Mary-Dulany James, a lawyer and Harford County civic activist, who is running for one of the two delegate seats from the 34th opened by the exits of Preis and Jacobs. (If Del. Rose Mary Hatem Bonsack decides not to run, that would open up the third seat.)

James no doubt will benefit from name recognition among many in the county. Her father was the venerable former president of the Maryland Senate and state treasurer, William S. James (Yes, he's the guy the Senate office building's named after).

The others being supported by Harriet's List are:

Pat Gorman, a Northeast Baltimore community activist with roots deep in the New Democratic Club -- 2nd District (NDC-2), who is running for one of three House seats in the crowded field of the 43rd District.

At the least, Gorman faces incumbents Del. Ann Marie Doory, Del. Kenneth C. Montague Jr. and Del. Michael V. Dobson, who was appointed this year to fill the term of former Del. Gerald J. Curran, who resigned amid an ethics committee investigation into his business dealings.
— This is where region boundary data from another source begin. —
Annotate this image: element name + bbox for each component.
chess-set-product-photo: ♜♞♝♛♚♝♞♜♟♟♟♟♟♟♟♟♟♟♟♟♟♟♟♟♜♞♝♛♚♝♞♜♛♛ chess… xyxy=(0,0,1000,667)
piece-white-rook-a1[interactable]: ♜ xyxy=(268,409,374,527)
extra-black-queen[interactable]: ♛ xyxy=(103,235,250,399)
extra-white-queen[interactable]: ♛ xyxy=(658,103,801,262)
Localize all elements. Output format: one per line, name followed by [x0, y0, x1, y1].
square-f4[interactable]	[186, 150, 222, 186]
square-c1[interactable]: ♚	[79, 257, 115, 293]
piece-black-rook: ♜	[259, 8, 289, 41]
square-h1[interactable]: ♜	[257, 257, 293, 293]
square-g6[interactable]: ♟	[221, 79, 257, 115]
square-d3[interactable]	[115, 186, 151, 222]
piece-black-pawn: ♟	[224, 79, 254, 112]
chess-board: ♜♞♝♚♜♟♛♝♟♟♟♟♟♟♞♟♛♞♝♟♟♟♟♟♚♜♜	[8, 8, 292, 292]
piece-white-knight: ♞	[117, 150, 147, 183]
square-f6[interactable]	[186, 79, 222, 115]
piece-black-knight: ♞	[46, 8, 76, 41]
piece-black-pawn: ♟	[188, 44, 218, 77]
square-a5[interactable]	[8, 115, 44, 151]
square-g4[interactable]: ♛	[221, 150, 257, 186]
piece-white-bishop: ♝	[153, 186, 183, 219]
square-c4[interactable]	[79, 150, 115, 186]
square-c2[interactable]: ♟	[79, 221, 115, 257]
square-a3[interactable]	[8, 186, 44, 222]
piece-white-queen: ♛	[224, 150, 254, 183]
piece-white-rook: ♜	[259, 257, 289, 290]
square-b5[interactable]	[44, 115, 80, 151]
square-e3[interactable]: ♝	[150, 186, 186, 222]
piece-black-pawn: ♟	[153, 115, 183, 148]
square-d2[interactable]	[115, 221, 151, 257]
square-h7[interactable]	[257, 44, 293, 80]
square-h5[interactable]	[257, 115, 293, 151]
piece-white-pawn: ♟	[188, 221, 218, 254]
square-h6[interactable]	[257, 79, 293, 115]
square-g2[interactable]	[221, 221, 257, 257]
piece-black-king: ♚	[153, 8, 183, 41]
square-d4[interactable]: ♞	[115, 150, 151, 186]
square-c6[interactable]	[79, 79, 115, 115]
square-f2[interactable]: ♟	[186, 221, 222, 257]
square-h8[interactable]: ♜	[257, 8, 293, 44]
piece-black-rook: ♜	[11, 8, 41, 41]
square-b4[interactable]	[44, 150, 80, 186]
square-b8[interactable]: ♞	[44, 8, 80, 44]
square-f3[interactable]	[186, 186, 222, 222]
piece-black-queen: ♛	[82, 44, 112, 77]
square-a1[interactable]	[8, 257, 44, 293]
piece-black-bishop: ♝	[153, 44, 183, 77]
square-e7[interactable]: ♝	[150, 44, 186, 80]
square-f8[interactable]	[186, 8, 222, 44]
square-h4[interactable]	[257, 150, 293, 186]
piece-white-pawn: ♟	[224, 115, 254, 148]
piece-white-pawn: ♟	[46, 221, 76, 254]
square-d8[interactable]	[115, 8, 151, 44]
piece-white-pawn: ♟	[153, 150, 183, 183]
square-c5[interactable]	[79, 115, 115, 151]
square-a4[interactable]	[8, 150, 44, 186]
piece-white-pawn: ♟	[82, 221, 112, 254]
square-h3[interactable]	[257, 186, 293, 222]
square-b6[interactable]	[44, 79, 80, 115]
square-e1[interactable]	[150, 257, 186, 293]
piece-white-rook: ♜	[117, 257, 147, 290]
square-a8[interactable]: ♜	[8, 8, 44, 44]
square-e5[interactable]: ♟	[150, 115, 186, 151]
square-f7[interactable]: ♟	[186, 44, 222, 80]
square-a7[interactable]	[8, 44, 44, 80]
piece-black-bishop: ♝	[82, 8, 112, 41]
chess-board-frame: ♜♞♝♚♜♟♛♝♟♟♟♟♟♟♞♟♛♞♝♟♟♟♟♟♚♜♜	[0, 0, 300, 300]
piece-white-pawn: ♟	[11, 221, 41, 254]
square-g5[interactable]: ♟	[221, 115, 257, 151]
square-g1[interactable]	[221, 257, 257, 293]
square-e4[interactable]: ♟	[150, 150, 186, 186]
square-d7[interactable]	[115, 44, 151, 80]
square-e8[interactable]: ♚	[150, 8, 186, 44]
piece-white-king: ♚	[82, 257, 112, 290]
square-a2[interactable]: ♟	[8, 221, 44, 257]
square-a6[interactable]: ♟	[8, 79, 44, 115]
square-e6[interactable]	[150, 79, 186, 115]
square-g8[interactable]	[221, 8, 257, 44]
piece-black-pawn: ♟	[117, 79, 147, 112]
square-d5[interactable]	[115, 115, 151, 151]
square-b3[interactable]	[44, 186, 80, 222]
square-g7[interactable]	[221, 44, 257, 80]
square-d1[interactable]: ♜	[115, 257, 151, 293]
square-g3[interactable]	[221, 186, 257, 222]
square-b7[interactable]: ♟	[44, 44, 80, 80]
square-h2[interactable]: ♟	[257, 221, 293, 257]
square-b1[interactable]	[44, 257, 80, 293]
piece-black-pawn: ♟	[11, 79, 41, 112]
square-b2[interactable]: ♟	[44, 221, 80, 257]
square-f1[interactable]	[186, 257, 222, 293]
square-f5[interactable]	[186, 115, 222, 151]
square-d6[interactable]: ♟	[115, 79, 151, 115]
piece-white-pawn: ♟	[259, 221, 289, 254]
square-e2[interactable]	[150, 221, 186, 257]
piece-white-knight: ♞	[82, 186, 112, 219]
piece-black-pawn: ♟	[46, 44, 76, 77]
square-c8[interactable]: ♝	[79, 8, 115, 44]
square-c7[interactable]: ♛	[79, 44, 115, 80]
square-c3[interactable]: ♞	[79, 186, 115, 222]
Del. Adrienne A. W. Jones, who is standing for election for the first time from the 10th District, a district shared by Baltimore city and county. Jones was appointed to the House last September to replace the late Del. Joan N. Parker.

Del. Ellen Willis Miller, who is running again in Carroll County's 5th District. Though unsuccessful in her bid for the House in 1994, Miller was appointed in February 1996 to a seat vacated by Richard N. Dixon, who became state treasurer.

Joan F. Stern, a community activist in northern Montgomery County, who is taking on the Republican triumvirate in the 39th District House delegation for one of the three seats.

New York Post says Ellen Who?

Apparently the b'hoys in New York haven't gotten the word yet that a kinder, gentler Ellen R. Sauerbrey is running for governor.

In recounting New York Mayor Rudolph W. Giuliani's trip to Baltimore to help raise money for her at a $1,000-a-head event last week, the New York Post identified the Republican candidate as "Ellen Sauerberry."

The misspelling of her name seemed inadvertent, but to Maryland readers it did conjure up pictures of Sauerbrey complaining bitterly and loudly about her narrow loss to Gov. Parris N. Glendening in 1994 -- the "Ellen Sourgrapes" image her political handlers are still trying desperately to dispel.